Federal Self-Employment Tax
Simple strategies to understand, calculate and file SE taxes
If you're new to the self-employment game, you may be surprised to discover that your tax bill at the end of the year is higher than it is if you're an employee. That's because when you work for yourself, you're required to pay a self-employment tax toward Medicare and Social Security in addition to paying other applicable state and federal taxes. In effect, you pay both the employee and employer portions.It's best to set aside funds throughout the year for the SE tax to avoid getting stung at tax time. Timely and accurate payment of the SE tax will help you maximize the Social Security benefits you can receive later in life. You're required to pay SE tax if:
- You are a sole proprietor or independent contractor.
- You are a member of a business partnership.
- You run a part-time business.
- You earn more than $400 in a year from self-employment.
To calculate and pay the SE tax:
Calculate your SE taxes
The amount you pay in SE taxes is based on the amount you receive from your self-employment activities, minus any allowable expenses you incurred while earning that income.
Try: Use the self-employment tax estimator calculator from H&R Block to determine your SE taxes.
Get help from accounting software
Avoid costly mistakes from miscalculations by using software that automatically calculates your SE taxes for you.
Try: Popular tax-preparation programs, such as TaxAct, TurboTax, eSmartTax and TaxCut from H&R Block, can calculate your SE taxes and complete your Schedule SE.

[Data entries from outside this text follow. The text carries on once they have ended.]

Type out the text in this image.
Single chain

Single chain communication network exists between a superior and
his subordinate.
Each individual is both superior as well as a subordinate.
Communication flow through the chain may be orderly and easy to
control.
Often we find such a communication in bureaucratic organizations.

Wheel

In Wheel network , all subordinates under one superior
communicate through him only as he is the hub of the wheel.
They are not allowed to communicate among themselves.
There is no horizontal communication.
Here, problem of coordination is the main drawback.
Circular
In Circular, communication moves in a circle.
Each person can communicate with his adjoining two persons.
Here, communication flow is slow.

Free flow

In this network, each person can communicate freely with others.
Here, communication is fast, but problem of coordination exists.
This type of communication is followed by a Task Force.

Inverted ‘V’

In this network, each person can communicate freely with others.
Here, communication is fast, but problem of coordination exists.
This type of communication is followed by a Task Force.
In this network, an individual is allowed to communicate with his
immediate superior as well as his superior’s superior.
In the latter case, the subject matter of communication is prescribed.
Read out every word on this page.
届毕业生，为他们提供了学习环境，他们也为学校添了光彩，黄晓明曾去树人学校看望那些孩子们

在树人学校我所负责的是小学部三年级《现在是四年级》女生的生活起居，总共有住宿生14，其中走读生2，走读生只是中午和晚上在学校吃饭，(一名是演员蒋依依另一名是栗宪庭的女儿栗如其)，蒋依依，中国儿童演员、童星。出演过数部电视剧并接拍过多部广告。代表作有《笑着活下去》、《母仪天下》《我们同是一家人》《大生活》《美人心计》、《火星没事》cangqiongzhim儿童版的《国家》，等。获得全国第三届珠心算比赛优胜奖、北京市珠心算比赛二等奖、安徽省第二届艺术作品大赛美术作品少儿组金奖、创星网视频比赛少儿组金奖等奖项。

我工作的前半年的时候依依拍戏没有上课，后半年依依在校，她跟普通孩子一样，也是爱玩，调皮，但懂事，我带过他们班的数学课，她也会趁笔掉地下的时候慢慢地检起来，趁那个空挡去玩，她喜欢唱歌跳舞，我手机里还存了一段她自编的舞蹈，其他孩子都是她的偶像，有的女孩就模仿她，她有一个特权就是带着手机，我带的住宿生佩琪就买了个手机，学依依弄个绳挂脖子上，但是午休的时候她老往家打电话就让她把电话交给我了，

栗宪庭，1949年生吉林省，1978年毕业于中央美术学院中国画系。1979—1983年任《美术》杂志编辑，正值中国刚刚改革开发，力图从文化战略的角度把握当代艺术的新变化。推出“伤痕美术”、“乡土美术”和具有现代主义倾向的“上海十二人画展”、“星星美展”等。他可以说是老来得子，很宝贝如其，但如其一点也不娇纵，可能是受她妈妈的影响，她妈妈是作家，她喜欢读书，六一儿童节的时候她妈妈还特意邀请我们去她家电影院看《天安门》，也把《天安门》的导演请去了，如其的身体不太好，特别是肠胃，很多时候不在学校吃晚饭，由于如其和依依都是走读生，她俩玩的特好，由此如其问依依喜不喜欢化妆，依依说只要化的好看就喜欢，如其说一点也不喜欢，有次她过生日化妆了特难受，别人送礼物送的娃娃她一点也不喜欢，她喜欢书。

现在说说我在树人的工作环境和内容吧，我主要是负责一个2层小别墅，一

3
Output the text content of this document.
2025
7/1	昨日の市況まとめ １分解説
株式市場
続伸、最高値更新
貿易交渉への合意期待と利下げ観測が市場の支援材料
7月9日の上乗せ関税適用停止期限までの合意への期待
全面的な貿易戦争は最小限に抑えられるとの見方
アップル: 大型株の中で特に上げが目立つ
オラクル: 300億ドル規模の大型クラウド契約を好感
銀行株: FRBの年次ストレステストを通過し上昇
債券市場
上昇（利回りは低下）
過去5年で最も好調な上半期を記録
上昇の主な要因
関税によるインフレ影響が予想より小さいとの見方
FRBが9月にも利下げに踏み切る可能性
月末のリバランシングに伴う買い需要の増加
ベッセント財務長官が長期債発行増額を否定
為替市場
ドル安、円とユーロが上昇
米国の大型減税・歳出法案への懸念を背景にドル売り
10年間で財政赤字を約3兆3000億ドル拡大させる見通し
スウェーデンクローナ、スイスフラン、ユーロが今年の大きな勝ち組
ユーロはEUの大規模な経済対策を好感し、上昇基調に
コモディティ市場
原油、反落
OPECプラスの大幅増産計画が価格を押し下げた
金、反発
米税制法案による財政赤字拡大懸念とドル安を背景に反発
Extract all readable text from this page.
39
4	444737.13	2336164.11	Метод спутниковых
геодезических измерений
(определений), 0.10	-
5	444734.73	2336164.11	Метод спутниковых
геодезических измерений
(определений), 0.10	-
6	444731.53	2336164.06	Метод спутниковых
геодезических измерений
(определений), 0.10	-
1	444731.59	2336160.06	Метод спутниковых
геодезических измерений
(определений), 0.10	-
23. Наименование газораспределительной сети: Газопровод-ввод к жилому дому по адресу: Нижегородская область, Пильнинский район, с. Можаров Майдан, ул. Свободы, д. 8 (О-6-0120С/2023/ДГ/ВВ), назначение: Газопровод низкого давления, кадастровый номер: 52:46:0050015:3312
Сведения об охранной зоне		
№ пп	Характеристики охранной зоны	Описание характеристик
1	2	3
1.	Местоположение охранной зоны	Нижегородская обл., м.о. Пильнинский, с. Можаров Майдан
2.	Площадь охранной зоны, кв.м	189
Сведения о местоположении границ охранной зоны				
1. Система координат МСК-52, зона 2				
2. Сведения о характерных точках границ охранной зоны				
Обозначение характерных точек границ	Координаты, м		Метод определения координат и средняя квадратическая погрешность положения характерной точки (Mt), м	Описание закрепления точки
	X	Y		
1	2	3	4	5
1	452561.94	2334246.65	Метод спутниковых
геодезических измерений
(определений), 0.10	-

Use the proper forms to report your SE taxes
To report your SE taxes, you'll need to file Schedule C of Form 1040, on which you report your net profit or loss, and Schedule SE, on which you calculate your SE tax.
Try: Download IRS Form 1040 Schedule C and Schedule SE.
Take your deductions
You can deduct half of your SE tax when figuring your adjusted gross income.
Try: Enter one-half of your SE tax on Line 29 of Form 1040, which you can download from the IRS Web site.
Make sure the parties you worked for accurately reported your compensation
Employers are obligated to report to the IRS any payments to you above a set minimum. Companies will also send you a copy of the Form 1099 they sent to the IRS. Compare the information on the 1099 with your own records to insure the company correctly reported the amount they paid you.
Try: If you notice a mistake, ask your client to file a Form 1099 Correction, which can be done using a number of accounting and payroll software and online services that are listed on the IRS Web site.
- Family members, such as a husband and wife, who run a business together, should report their net earnings on separate self-employment returns even if a joint income tax return is filed.
- The taxes you owe in a particular quarter depend on the amount of money you earned during that period.
- Keep a log of checks and expense receipts on a spreadsheet, by date, and also include, where allowable, items such as depreciation and the portion of your mortgage interest attributable to your home office.
- Keep all your tax records in a portable plastic file box so you'll have all the documents you need when meeting with your accountant.
- While rates can change, self-employed individuals were recently required to pay 15.3 percent of their income in SE taxes. The amount includes Social Security taxes of 12.4 percent and 2.9 percent for Medicare. All wages, tips and net earnings are subject to the 2.9 percent Medicare tax. Any changes to these rates will be described in the IRS tax forms you use to file for a particular tax year.